Based on media reports, at the behest of the NEA, about 50 policemen deployed by the Cordillera Police Office at Camp Dangwa in Benguet province last Oct. 18 allegedly broke into the offices of BENECO along Baguio's South Drive to allow lawyer Omar Mayo, a NEA-appointed caretaker, to assume control over one of the country's top-performing rural electric cooperatives.

The takeover also reportedly allowed lawyer Ana Maria Paz Rafael-Banaag to assume as the utility's general manager despite public outcry and protests over her alleged ineligibility to run BENECO.

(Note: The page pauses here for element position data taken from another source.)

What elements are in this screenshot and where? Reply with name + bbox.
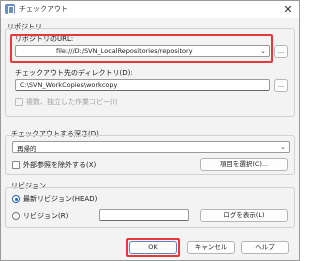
checkout-app-icon (5, 4, 15, 14)
depth-combobox[interactable]: 再帰的 ⌄ (12, 141, 290, 153)
chevron-down-icon[interactable]: ⌄ (280, 143, 286, 151)
title-bar: チェックアウト ✕ (1, 1, 299, 18)
specific-revision-label: リビジョン(R) (23, 212, 69, 220)
url-highlight-box (10, 34, 273, 63)
checkout-dialog: チェックアウト ✕ リポジトリ リポジトリのURL: file:///D:/SV… (0, 0, 300, 261)
head-revision-label: 最新リビジョン(HEAD) (23, 195, 98, 203)
dest-dir-label: チェックアウト先のディレクトリ(D): (15, 69, 133, 77)
dest-browse-button[interactable]: ... (274, 79, 288, 92)
independent-copy-checkbox[interactable] (15, 98, 23, 106)
independent-copy-label: 複数、独立した作業コピー(I) (26, 98, 118, 106)
revision-number-input[interactable] (99, 209, 189, 221)
ok-highlight-box (126, 238, 180, 257)
dest-dir-input[interactable]: C:\SVN_WorkCopies\workcopy (15, 79, 270, 91)
url-browse-button[interactable]: ... (274, 45, 288, 58)
show-log-button[interactable]: ログを表示(L) (200, 209, 288, 222)
dest-dir-value: C:\SVN_WorkCopies\workcopy (20, 81, 118, 89)
choose-items-button[interactable]: 項目を選択(C)... (200, 158, 288, 171)
specific-revision-radio[interactable] (12, 212, 20, 220)
omit-externals-label: 外部参照を除外する(X) (23, 161, 97, 169)
close-icon[interactable]: ✕ (279, 2, 297, 17)
omit-externals-checkbox[interactable] (12, 161, 20, 169)
window-title: チェックアウト (19, 5, 68, 13)
cancel-button[interactable]: キャンセル (187, 241, 235, 254)
depth-value: 再帰的 (17, 145, 37, 153)
help-button[interactable]: ヘルプ (241, 241, 289, 254)
head-revision-radio[interactable] (12, 195, 20, 203)
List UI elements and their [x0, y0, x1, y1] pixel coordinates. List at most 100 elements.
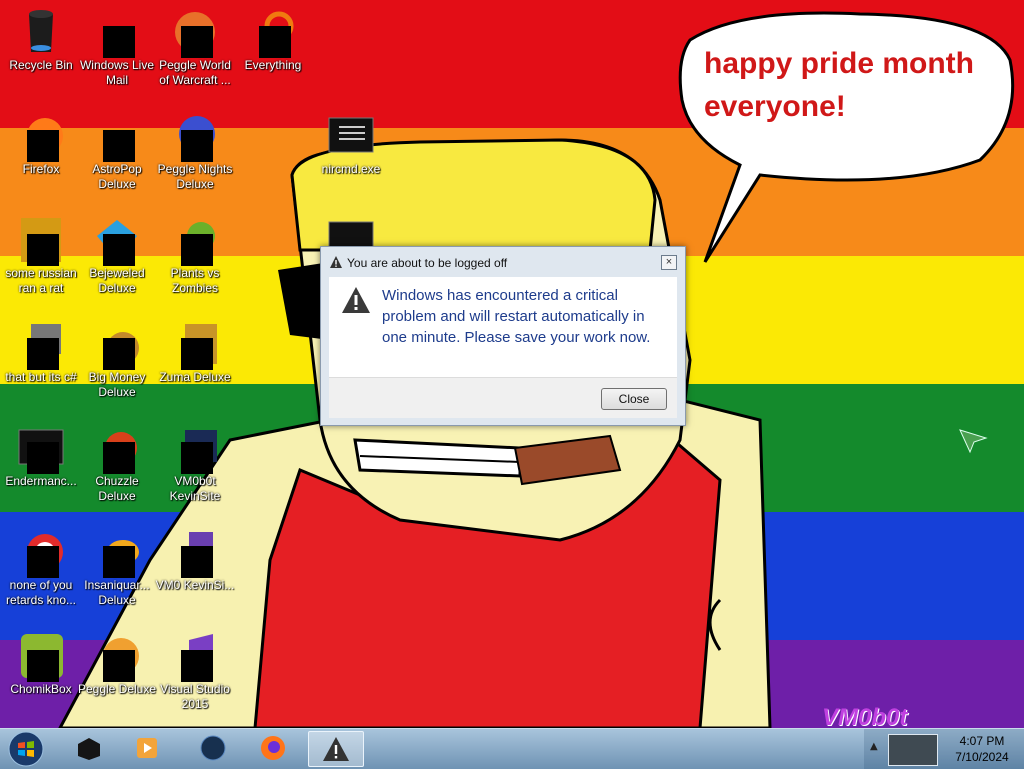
show-hidden-icons-arrow[interactable]: ▲	[870, 741, 878, 752]
desktop-icon-firefox[interactable]: Firefox	[0, 108, 82, 204]
desktop-icon-zuma-deluxe[interactable]: Zuma Deluxe	[154, 316, 236, 412]
taskbar-firefox[interactable]	[246, 731, 300, 765]
icon-label: Plants vs Zombies	[170, 266, 220, 295]
chuzzle-icon	[93, 424, 141, 474]
desktop-icon-peggle-deluxe[interactable]: Peggle Deluxe	[76, 628, 158, 724]
tray-app-icon[interactable]	[888, 734, 938, 766]
speech-bubble-text: happy pride month everyone!	[704, 47, 974, 123]
browser-icon	[17, 528, 65, 578]
clock-date: 7/10/2024	[955, 750, 1009, 764]
gem-icon	[93, 216, 141, 266]
warning-icon	[342, 287, 370, 313]
plant-icon	[171, 216, 219, 266]
icon-label: Chuzzle Deluxe	[95, 474, 139, 503]
icon-label: ChomikBox	[10, 682, 72, 696]
desktop-icon-nircmd[interactable]: nircmd.exe	[310, 108, 392, 204]
taskbar-logoff-warning[interactable]	[308, 731, 364, 767]
fish-icon	[93, 528, 141, 578]
icon-label: Everything	[244, 58, 302, 72]
desktop-icon-chuzzle-deluxe[interactable]: Chuzzle Deluxe	[76, 420, 158, 516]
taskbar-media-player[interactable]	[120, 731, 174, 765]
firefox-icon	[261, 736, 285, 760]
icon-label: VM0 KevinSi...	[155, 578, 235, 592]
icon-label: Visual Studio 2015	[160, 682, 230, 711]
desktop-icon-bejeweled-deluxe[interactable]: Bejeweled Deluxe	[76, 212, 158, 308]
website-icon	[171, 424, 219, 474]
system-tray: ▲ 4:07 PM 7/10/2024	[864, 729, 1024, 769]
dialog-title: You are about to be logged off	[347, 256, 508, 270]
desktop-icon-windows-live-mail[interactable]: Windows Live Mail	[76, 4, 158, 100]
warning-icon	[323, 737, 349, 761]
peggle-icon	[171, 8, 219, 58]
icon-label: Bejeweled Deluxe	[89, 266, 145, 295]
desktop-icon-astropop-deluxe[interactable]: AstroPop Deluxe	[76, 108, 158, 204]
icon-label: none of you retards kno...	[5, 578, 77, 607]
desktop-icon-big-money-deluxe[interactable]: Big Money Deluxe	[76, 316, 158, 412]
desktop[interactable]: happy pride month everyone! VM0b0t Recyc…	[0, 0, 1024, 728]
dialog-close-x-button[interactable]: ×	[661, 255, 677, 270]
start-orb-button[interactable]	[6, 730, 46, 768]
mail-icon	[93, 8, 141, 58]
zuma-idol-icon	[171, 320, 219, 370]
peggle-icon	[93, 632, 141, 682]
money-bag-icon	[93, 320, 141, 370]
icon-label: Zuma Deluxe	[159, 370, 231, 384]
warning-icon	[330, 256, 342, 268]
desktop-icon-endermanch[interactable]: Endermanc...	[0, 420, 82, 516]
desktop-icon-vm0-kevinsi[interactable]: VM0 KevinSi...	[154, 524, 236, 620]
icon-label: AstroPop Deluxe	[92, 162, 142, 191]
desktop-icon-recycle-bin[interactable]: Recycle Bin	[0, 4, 82, 100]
dialog-title-bar[interactable]: You are about to be logged off	[329, 255, 507, 273]
console-app-icon	[327, 112, 375, 160]
icon-label: nircmd.exe	[321, 162, 381, 176]
desktop-icon-chomikbox[interactable]: ChomikBox	[0, 628, 82, 724]
mouse-cursor	[959, 429, 988, 454]
desktop-icon-peggle-world-of-warcraft[interactable]: Peggle World of Warcraft ...	[154, 4, 236, 100]
icon-label: some russian ran a rat	[5, 266, 77, 295]
globe-icon	[200, 735, 226, 761]
close-button[interactable]: Close	[601, 388, 667, 410]
desktop-icon-visual-studio-2015[interactable]: Visual Studio 2015	[154, 628, 236, 724]
dialog-message: Windows has encountered a critical probl…	[382, 287, 651, 346]
desktop-icon-plants-vs-zombies[interactable]: Plants vs Zombies	[154, 212, 236, 308]
taskbar-globe[interactable]	[186, 731, 240, 765]
desktop-icon-none-of-you[interactable]: none of you retards kno...	[0, 524, 82, 620]
console-app-icon	[17, 424, 65, 474]
icon-label: Recycle Bin	[9, 58, 73, 72]
logoff-warning-dialog: You are about to be logged off × Windows…	[320, 246, 686, 426]
icon-label: Big Money Deluxe	[88, 370, 146, 399]
desktop-icon-peggle-nights-deluxe[interactable]: Peggle Nights Deluxe	[154, 108, 236, 204]
desktop-icon-everything[interactable]: Everything	[232, 4, 314, 100]
icon-label: Peggle World of Warcraft ...	[159, 58, 231, 87]
chomikbox-icon	[17, 632, 65, 682]
desktop-icon-insaniquarium-deluxe[interactable]: Insaniquar... Deluxe	[76, 524, 158, 620]
desktop-icon-some-russian[interactable]: some russian ran a rat	[0, 212, 82, 308]
icon-label: Firefox	[22, 162, 60, 176]
icon-label: VM0b0t KevinSite	[169, 474, 221, 503]
desktop-icon-console-app[interactable]	[310, 212, 392, 257]
taskbar-terminal[interactable]	[62, 731, 116, 765]
icon-label: Peggle Deluxe	[77, 682, 157, 696]
icon-label: Insaniquar... Deluxe	[84, 578, 150, 607]
shortcut-icon	[17, 320, 65, 370]
file-icon	[17, 216, 65, 266]
desktop-icon-vm0b0t-kevinsite[interactable]: VM0b0t KevinSite	[154, 420, 236, 516]
firefox-icon	[17, 112, 65, 162]
wallpaper-watermark: VM0b0t	[822, 704, 908, 728]
document-icon	[171, 528, 219, 578]
clock[interactable]: 4:07 PM 7/10/2024	[942, 733, 1022, 765]
terminal-icon	[78, 738, 100, 760]
media-player-icon	[137, 738, 157, 758]
icon-label: Peggle Nights Deluxe	[157, 162, 233, 191]
icon-label: that but its c#	[5, 370, 77, 384]
visual-studio-icon	[171, 632, 219, 682]
dialog-body: Windows has encountered a critical probl…	[329, 277, 677, 377]
icon-label: Windows Live Mail	[79, 58, 155, 87]
clock-time: 4:07 PM	[959, 734, 1005, 748]
icon-label: Endermanc...	[5, 474, 77, 488]
desktop-icon-that-but-its-csharp[interactable]: that but its c#	[0, 316, 82, 412]
recycle-bin-icon	[17, 8, 65, 56]
everything-search-icon	[249, 8, 297, 58]
peggle-nights-icon	[171, 112, 219, 162]
astropop-icon	[93, 112, 141, 162]
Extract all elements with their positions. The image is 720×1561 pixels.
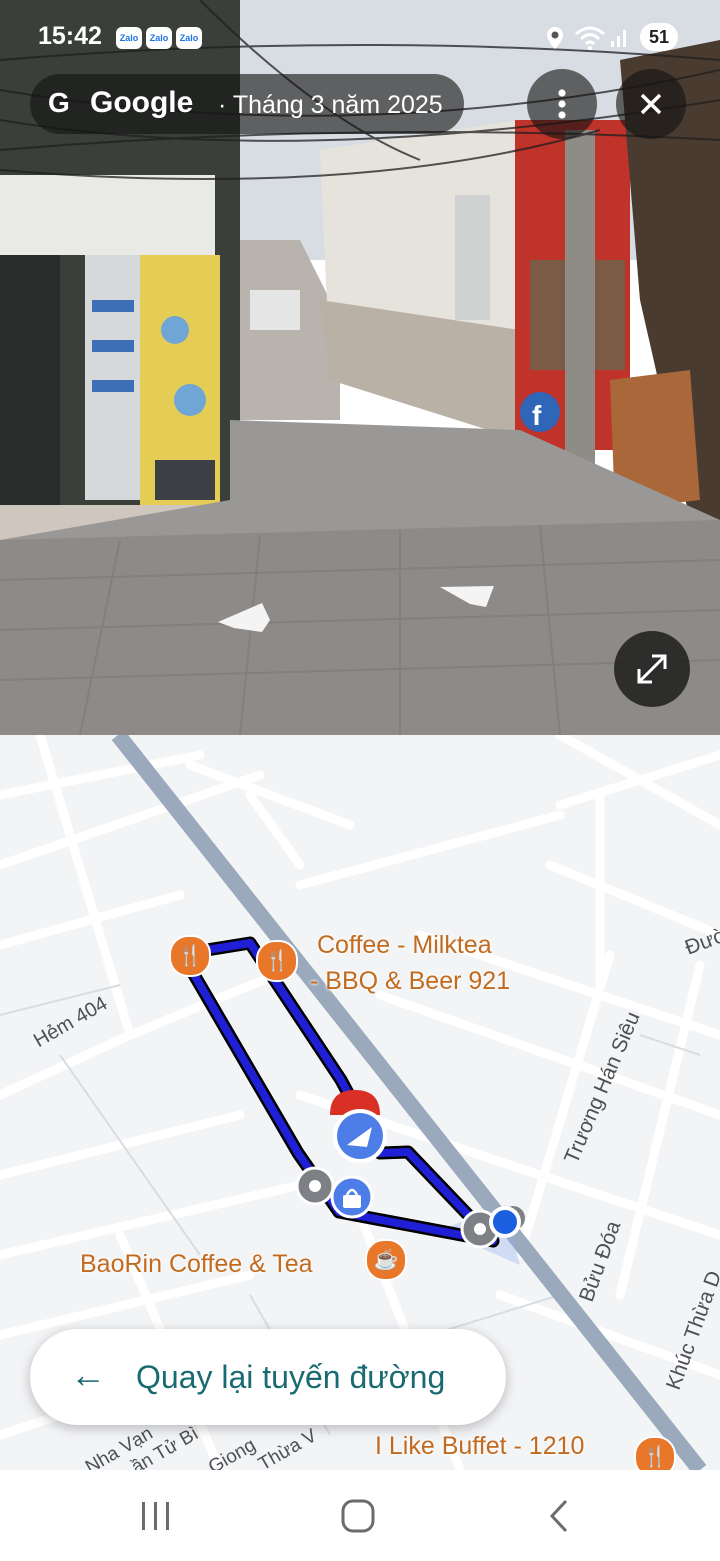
expand-icon <box>637 654 667 684</box>
current-location-dot <box>489 1206 521 1238</box>
back-to-route-label: Quay lại tuyến đường <box>136 1359 446 1395</box>
arrow-left-icon: ← <box>70 1354 106 1395</box>
cafe-icon[interactable]: ☕ <box>365 1239 407 1281</box>
navigation-arrow-icon <box>333 1109 387 1163</box>
system-nav-bar <box>0 1470 720 1561</box>
waypoint-marker <box>295 1166 335 1206</box>
signal-icon <box>611 30 626 47</box>
poi-label[interactable]: I Like Buffet - 1210 <box>375 1429 584 1463</box>
back-icon[interactable] <box>546 1496 576 1536</box>
status-bar: 15:42 Zalo Zalo Zalo 51 <box>0 0 720 76</box>
close-button[interactable] <box>616 69 686 139</box>
status-time: 15:42 <box>38 22 102 50</box>
google-g-icon: G <box>48 87 70 118</box>
svg-text:f: f <box>532 400 542 431</box>
zalo-notification-icon: Zalo <box>176 27 202 49</box>
poi-label[interactable]: - BBQ & Beer 921 <box>310 964 510 998</box>
expand-button[interactable] <box>614 631 690 707</box>
restaurant-icon[interactable]: 🍴 <box>169 935 211 977</box>
battery-indicator: 51 <box>640 23 678 51</box>
restaurant-icon[interactable]: 🍴 <box>256 940 298 982</box>
close-icon <box>640 93 662 115</box>
poi-label[interactable]: Coffee - Milktea <box>317 928 492 962</box>
poi-label[interactable]: BaoRin Coffee & Tea <box>80 1247 313 1281</box>
restaurant-icon[interactable]: 🍴 <box>634 1436 676 1470</box>
more-options-button[interactable] <box>527 69 597 139</box>
zalo-notification-icon: Zalo <box>116 27 142 49</box>
wifi-icon <box>575 26 605 50</box>
shopping-bag-icon <box>330 1175 374 1219</box>
brand-label: Google <box>90 86 194 119</box>
recents-icon[interactable] <box>138 1496 174 1536</box>
location-icon <box>547 27 563 49</box>
home-icon[interactable] <box>338 1496 378 1536</box>
more-vert-icon <box>558 89 566 119</box>
imagery-info-pill[interactable]: G Google · Tháng 3 năm 2025 <box>30 74 464 134</box>
capture-date: · Tháng 3 năm 2025 <box>218 91 443 119</box>
zalo-notification-icon: Zalo <box>146 27 172 49</box>
back-to-route-button[interactable]: ← Quay lại tuyến đường <box>30 1329 506 1425</box>
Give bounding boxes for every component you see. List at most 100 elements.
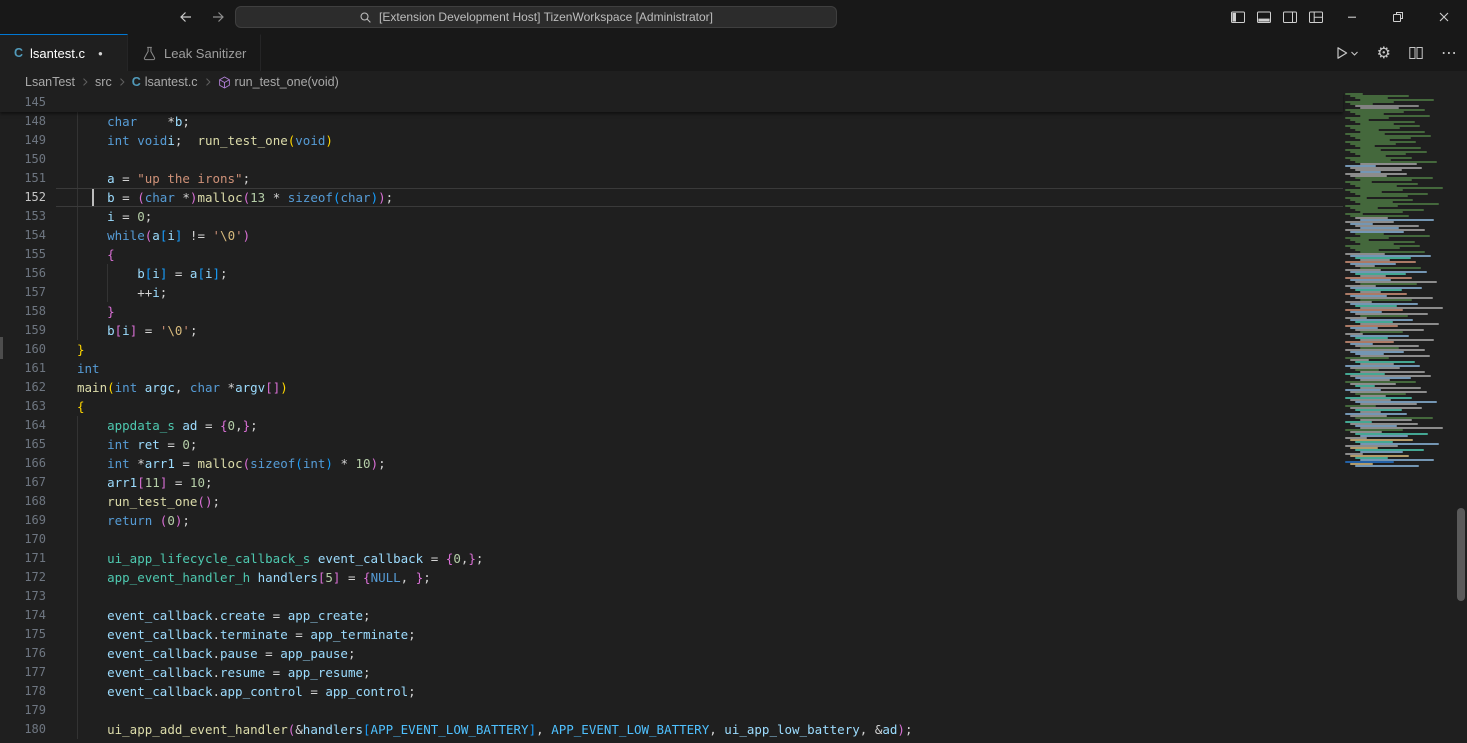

As a result, employees did not report for work and instead staged a sit-down protest because they were "scared by policemen in full battle gear who broke into their offices", according to Mark Anthony Amisola, Vice President of BENECO Employees Labor Union.

While employees and member-consumer-owners (MCOs) managed to take back BENECO headquarters last Oct. 21, De Lima underscored the need to ascertain whether NEA exceeded its authority in taking over BENECO despite the absence of any indication that the latter is an ailing cooperative.

"NEA's mandate should be reviewed to ascertain whether it provides sufficient safeguards against abuses that run contrary to the spirit of the Philippine Cooperative Code," she said.

Moreover, the lady Senator from Bicol said the police's involvement in the takeover also casts further questions as it has become apparent that they cultivated a culture of fear among the citizenry owing to their excessive display of force, among other irregularities, in their conduct of police operations.

"If the reports are any indication, the manner in which the police conducted their operations to carry out a relatively benign suspension order was not only excessive but also completely unnecessary in terms of the show and display of excessive force against unarmed civilians," she said.

"Ang nakakagalit at kasuklam-suklam nga dito: Sa gitna ng pandemya, at sa panahon ng pagbangon sa katatapos lang na kalamidad, naaatim pa talaga na ipadanas sa mga nasalanta at naghihikahos ang ganitong walang pakundangang proseso para lamang mailuklok lang ang sarili sa poder," De Lima said in a separate statement.